Jonathan Orellana

Personal information
- Full name: Jonathan Osvaldo Orellana Beis
- Date of birth: 3 March 1979 (age 47)
- Place of birth: Santiago, Chile
- Position: Midfielder

Youth career
- Colo-Colo
- Magallanes
- Cobreloa
- Unión Española

Senior career*
- Years: Team / Apps / (Gls)
- 2000: Barnechea / – / (–)
- 2001–2004: Deportes Copiapó
- 2005: Unión Española / 10 / (1)
- 2006: Santiago Morning / 1 / (0)
- 2006: Unión La Calera / 25 / (4)
- 2007: Fernández Vial / 2 / (0)
- 2008: Deportes Copiapó

Managerial career
- 2013–2015: San Luis (youth)
- 2015: San Luis (assistant)
- 2016–2018: Everton (youth)
- 2019: Deportes Limache
- 2020–2021: Unión La Calera (assistant)
- 2021: Santiago Wanderers (assistant)
- 2021: Unión San Felipe (assistant)
- 2022: Unión San Felipe
- 2023: Fernández Vial
- 2024: Unión San Felipe
- 2024: Concón National
- 2025: Rancho Santana
- 2026: Provincial Ovalle

= Jonathan Orellana =

Chilean football manager and player

Jonathan Osvaldo Orellana Beis (born 3 March 1979) is a Chilean football manager and former player who played as a midfielder.

==Playing career==
A football midfielder, Orellana developed his career from 1999 to 2008 and played for Barnechea, Deportes Copiapó, Unión Española, Santiago Morning, Unión La Calera and Fernández Vial. With Unión Española, he won the 2005 Torneo Apertura.

==Coaching career==
Orellana started his career with San Luis de Quillota as coach for the youth ranks and assistant coach. In 2017 and 2018, he did internships with Mexican club Pachuca and Argentine club Talleres, respectively. After coaching the Everton de Viña del Mar youth teams from 2016 to 2018, winning five national titles, he assumed as manager of Deportes Limache in 2019.

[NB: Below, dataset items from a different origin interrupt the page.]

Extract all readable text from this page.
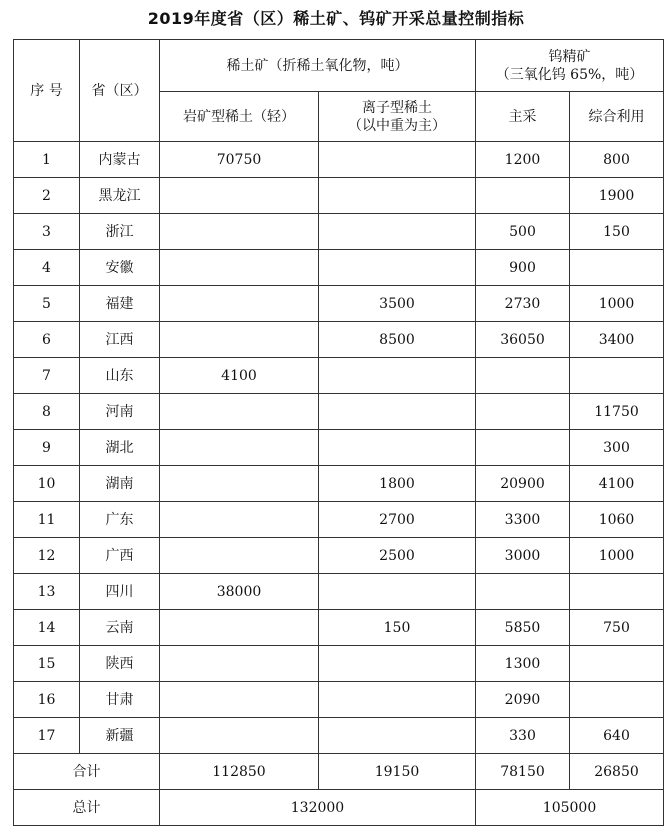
2019年度省（区）稀土矿、钨矿开采总量控制指标
序 号	省（区）	稀土矿（折稀土氧化物，吨）		钨精矿
（三氧化钨 65%，吨）	

		岩矿型稀土（轻）	离子型稀土
（以中重为主）	主采	综合利用
1	内蒙古	70750		1200	800
2	黑龙江				1900
3	浙江			500	150
4	安徽			900	
5	福建		3500	2730	1000
6	江西		8500	36050	3400
7	山东	4100			
8	河南				11750
9	湖北				300
10	湖南		1800	20900	4100
11	广东		2700	3300	1060
12	广西		2500	3000	1000
13	四川	38000			
14	云南		150	5850	750
15	陕西			1300	
16	甘肃			2090	
17	新疆			330	640
合计		112850	19150	78150	26850
总计		132000		105000	
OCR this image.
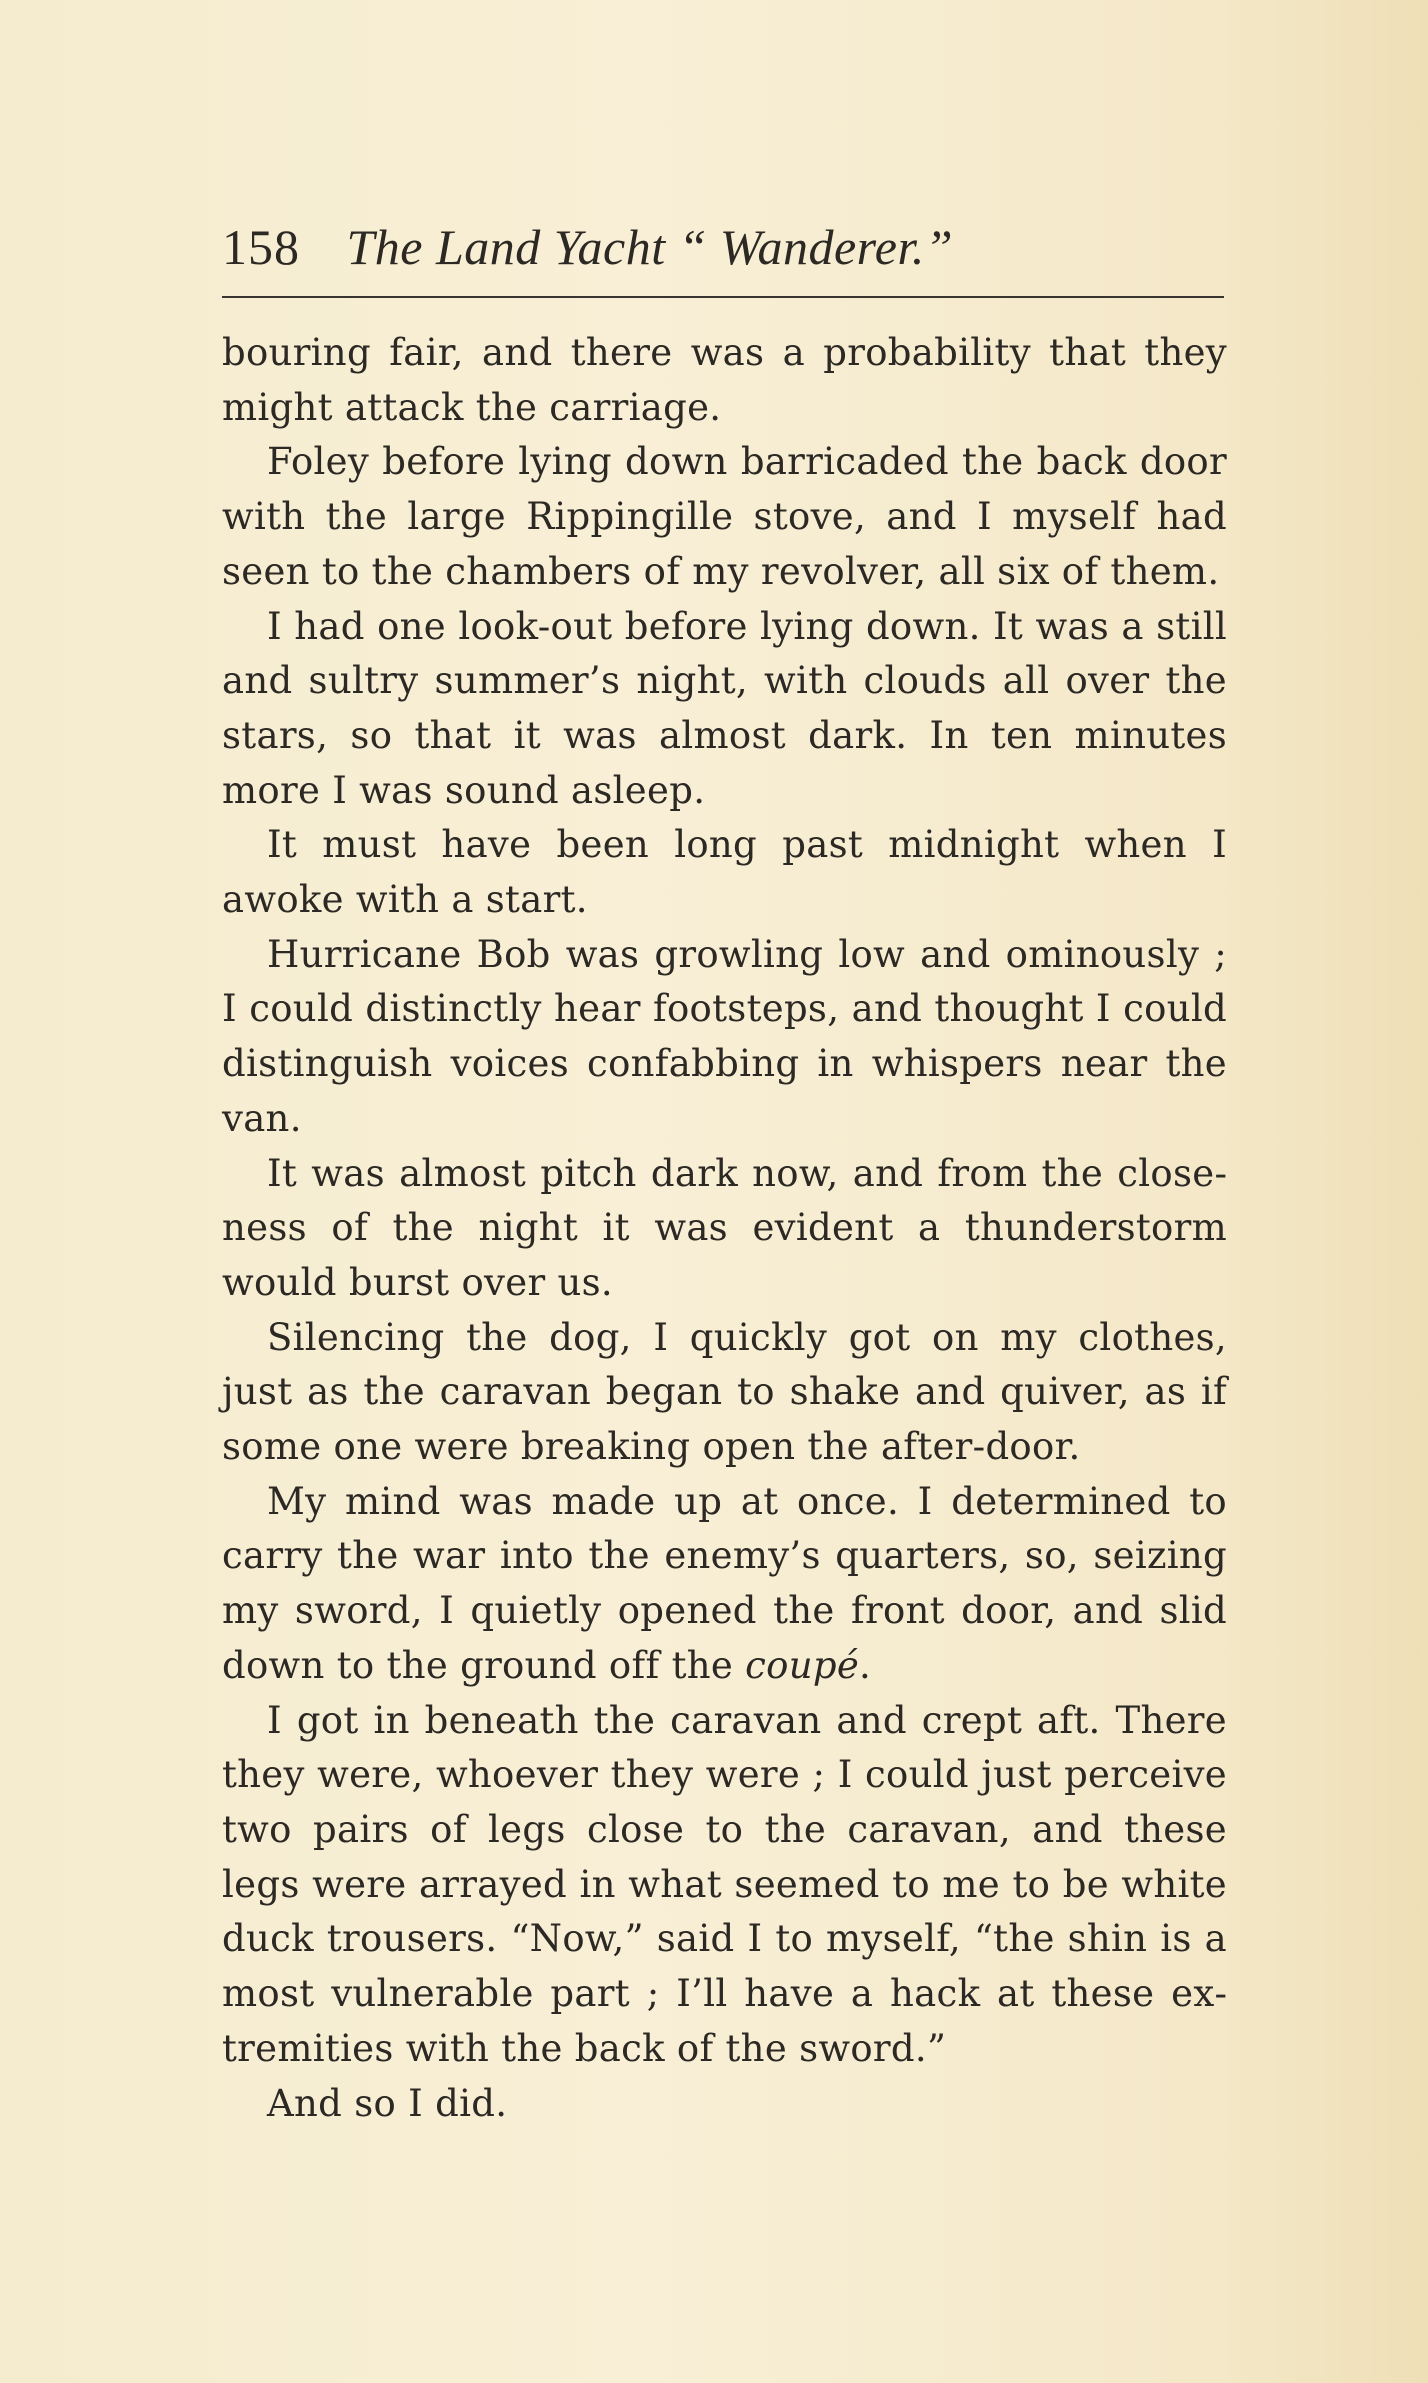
158 The Land Yacht “ Wanderer.”

bouring fair, and there was a probability that they might attack the carriage.

Foley before lying down barricaded the back door with the large Rippingille stove, and I myself had seen to the chambers of my revolver, all six of them.

I had one look-out before lying down. It was a still and sultry summer’s night, with clouds all over the stars, so that it was almost dark. In ten minutes more I was sound asleep.

It must have been long past midnight when I awoke with a start.

Hurricane Bob was growling low and ominously ; I could distinctly hear footsteps, and thought I could distinguish voices confabbing in whispers near the van.

It was almost pitch dark now, and from the closeness of the night it was evident a thunderstorm would burst over us.

Silencing the dog, I quickly got on my clothes, just as the caravan began to shake and quiver, as if some one were breaking open the after-door.

My mind was made up at once. I determined to carry the war into the enemy’s quarters, so, seizing my sword, I quietly opened the front door, and slid down to the ground off the coupé.

I got in beneath the caravan and crept aft. There they were, whoever they were ; I could just perceive two pairs of legs close to the caravan, and these legs were arrayed in what seemed to me to be white duck trousers. “Now,” said I to myself, “the shin is a most vulnerable part ; I’ll have a hack at these extremities with the back of the sword.”

And so I did.
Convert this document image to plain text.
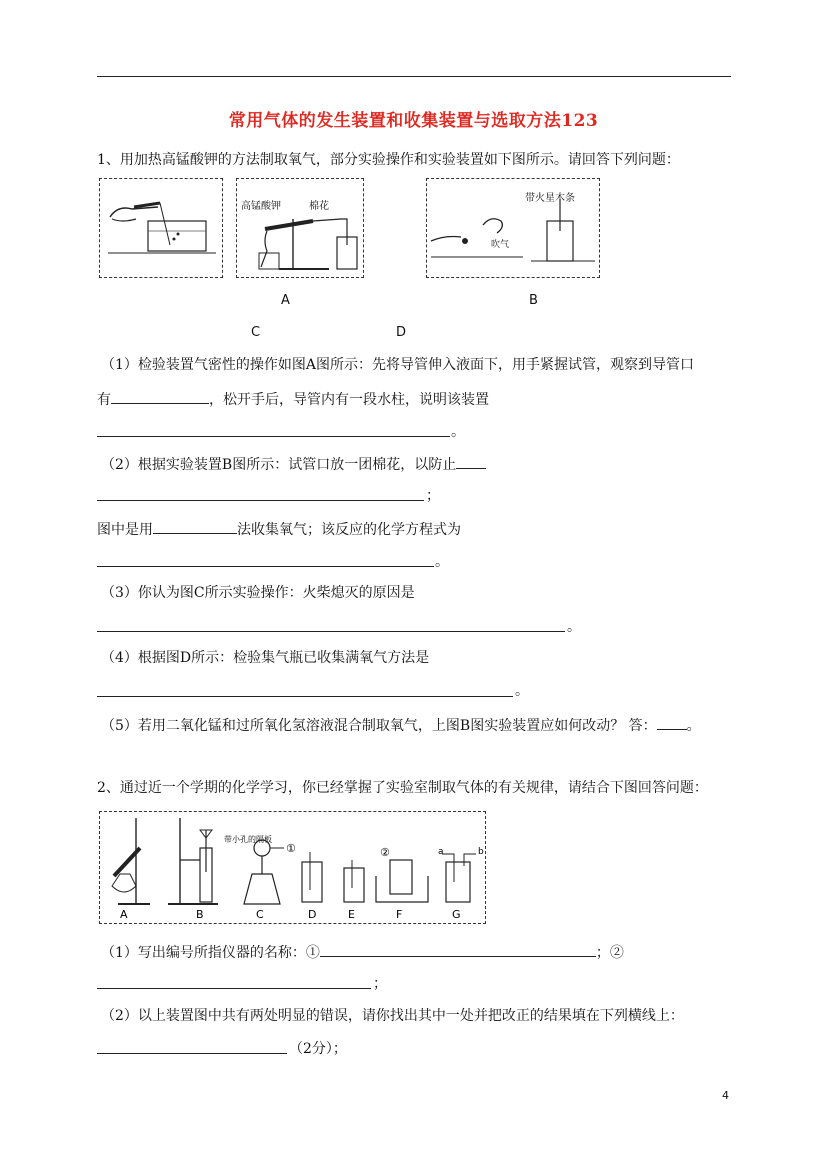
常用气体的发生装置和收集装置与选取方法123
1、用加热高锰酸钾的方法制取氧气，部分实验操作和实验装置如下图所示。请回答下列问题：
高锰酸钾	棉花
带火星木条
吹气
A	B
C	D
（1）检验装置气密性的操作如图A图所示：先将导管伸入液面下，用手紧握试管，观察到导管口
有	，松开手后，导管内有一段水柱，说明该装置
。
（2）根据实验装置B图所示：试管口放一团棉花，以防止
；
图中是用	法收集氧气；该反应的化学方程式为
。
（3）你认为图C所示实验操作：火柴熄灭的原因是
。
（4）根据图D所示：检验集气瓶已收集满氧气方法是
。
（5）若用二氧化锰和过所氧化氢溶液混合制取氧气，上图B图实验装置应如何改动？ 答： 。
2、通过近一个学期的化学学习，你已经掌握了实验室制取气体的有关规律，请结合下图回答问题：
A
带小孔的隔板
B
①
C	D	E
②
F
a	b
G
（1）写出编号所指仪器的名称：①	；②
；
（2）以上装置图中共有两处明显的错误，请你找出其中一处并把改正的结果填在下列横线上：
（2分）；
4
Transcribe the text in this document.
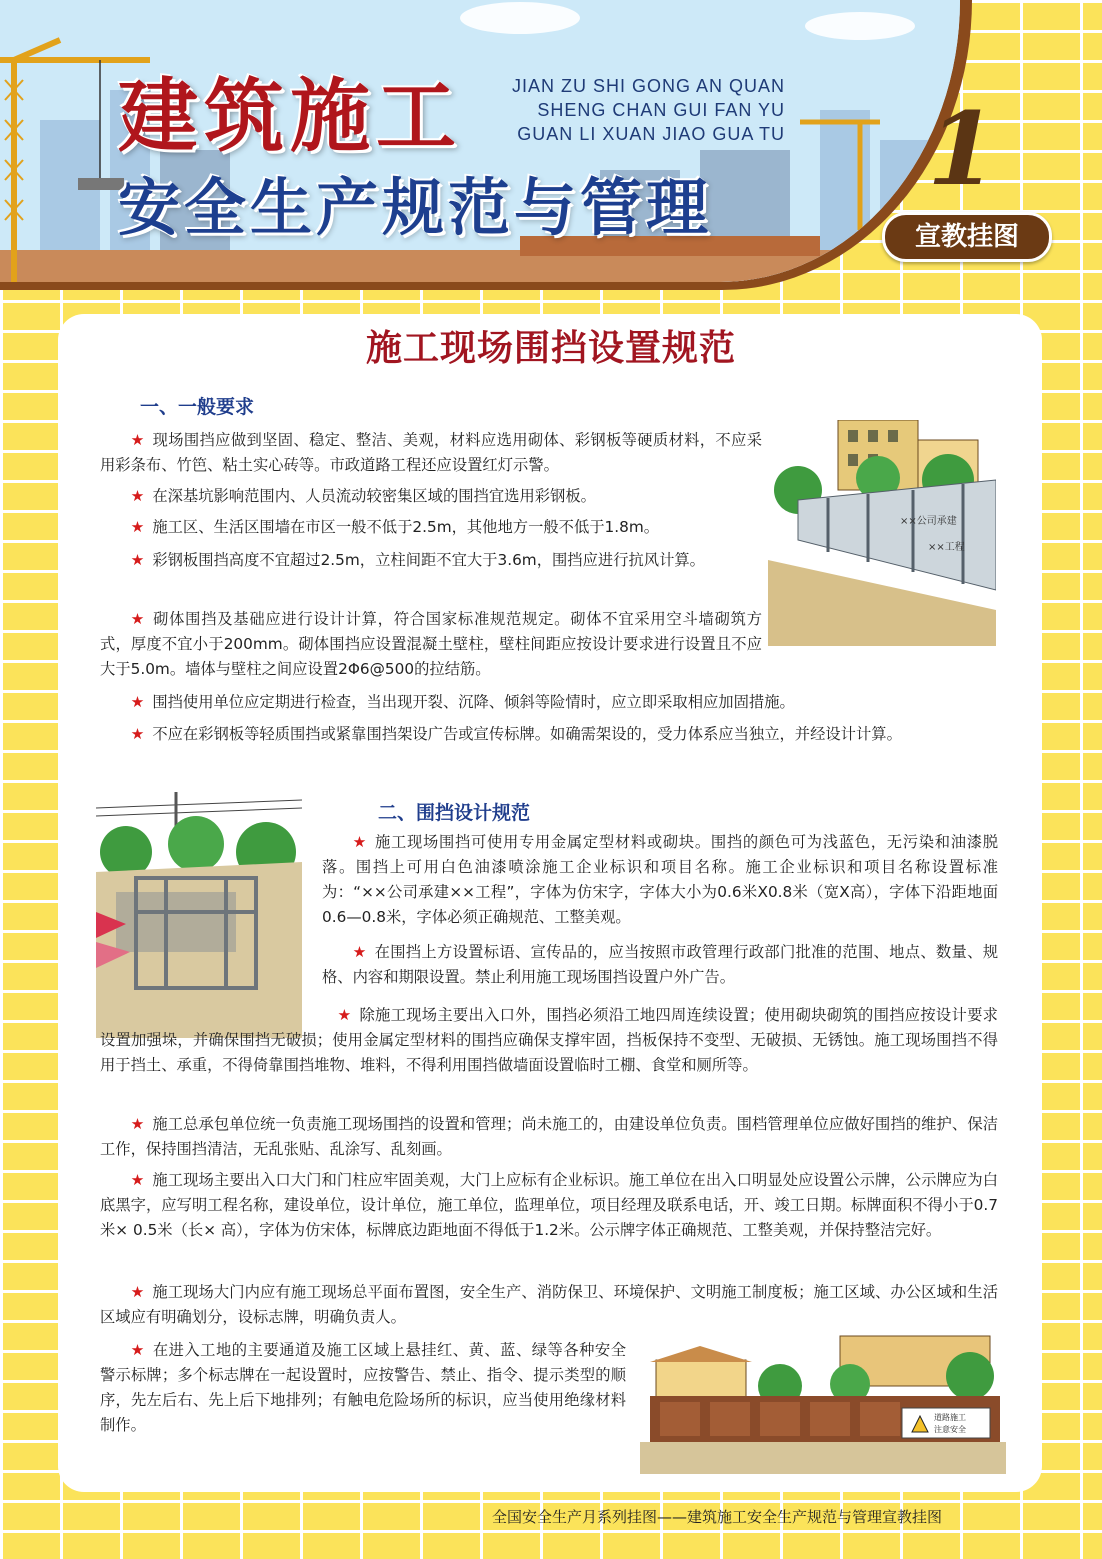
建筑施工	JIAN ZU SHI GONG AN QUAN
SHENG CHAN GUI FAN YU
GUAN LI XUAN JIAO GUA TU
安全生产规范与管理 1
宣教挂图
施工现场围挡设置规范
一、一般要求

★ 现场围挡应做到坚固、稳定、整洁、美观，材料应选用砌体、彩钢板等硬质材料，不应采用彩条布、竹笆、粘土实心砖等。市政道路工程还应设置红灯示警。

★ 在深基坑影响范围内、人员流动较密集区域的围挡宜选用彩钢板。

★ 施工区、生活区围墙在市区一般不低于2.5m，其他地方一般不低于1.8m。

★ 彩钢板围挡高度不宜超过2.5m，立柱间距不宜大于3.6m，围挡应进行抗风计算。

★ 砌体围挡及基础应进行设计计算，符合国家标准规范规定。砌体不宜采用空斗墙砌筑方式，厚度不宜小于200mm。砌体围挡应设置混凝土壁柱，壁柱间距应按设计要求进行设置且不应大于5.0m。墙体与壁柱之间应设置2Φ6@500的拉结筋。

★ 围挡使用单位应定期进行检查，当出现开裂、沉降、倾斜等险情时，应立即采取相应加固措施。

★ 不应在彩钢板等轻质围挡或紧靠围挡架设广告或宣传标牌。如确需架设的，受力体系应当独立，并经设计计算。

××公司承建
××工程
二、围挡设计规范

★ 施工现场围挡可使用专用金属定型材料或砌块。围挡的颜色可为浅蓝色，无污染和油漆脱落。围挡上可用白色油漆喷涂施工企业标识和项目名称。施工企业标识和项目名称设置标准为：“××公司承建××工程”，字体为仿宋字，字体大小为0.6米X0.8米（宽X高），字体下沿距地面0.6—0.8米，字体必须正确规范、工整美观。

★ 在围挡上方设置标语、宣传品的，应当按照市政管理行政部门批准的范围、地点、数量、规格、内容和期限设置。禁止利用施工现场围挡设置户外广告。

★ 除施工现场主要出入口外，围挡必须沿工地四周连续设置；使用砌块砌筑的围挡应按设计要求设置加强垛，并确保围挡无破损；使用金属定型材料的围挡应确保支撑牢固，挡板保持不变型、无破损、无锈蚀。施工现场围挡不得用于挡土、承重，不得倚靠围挡堆物、堆料，不得利用围挡做墙面设置临时工棚、食堂和厕所等。

★ 施工总承包单位统一负责施工现场围挡的设置和管理；尚未施工的，由建设单位负责。围档管理单位应做好围挡的维护、保洁工作，保持围挡清洁，无乱张贴、乱涂写、乱刻画。

★ 施工现场主要出入口大门和门柱应牢固美观，大门上应标有企业标识。施工单位在出入口明显处应设置公示牌，公示牌应为白底黑字，应写明工程名称，建设单位，设计单位，施工单位，监理单位，项目经理及联系电话，开、竣工日期。标牌面积不得小于0.7米× 0.5米（长× 高），字体为仿宋体，标牌底边距地面不得低于1.2米。公示牌字体正确规范、工整美观，并保持整洁完好。

★ 施工现场大门内应有施工现场总平面布置图，安全生产、消防保卫、环境保护、文明施工制度板；施工区域、办公区域和生活区域应有明确划分，设标志牌，明确负责人。

★ 在进入工地的主要通道及施工区域上悬挂红、黄、蓝、绿等各种安全警示标牌；多个标志牌在一起设置时，应按警告、禁止、指令、提示类型的顺序，先左后右、先上后下地排列；有触电危险场所的标识，应当使用绝缘材料制作。	道路施工
注意安全
全国安全生产月系列挂图——建筑施工安全生产规范与管理宣教挂图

After serving as assistant coach for Unión La Calera, Santiago Wanderers and Unión San Felipe, Orellana took in charge the last one in December 2021.

The next years, Orellana led Fernández Vial, Unión San Felipe again and Concón National before moving abroad and taking in charge Nicaraguan club Rancho Santana in January 2025.

Back to Chile, Orellana assumed as manager of Provincial Ovalle in December 2025.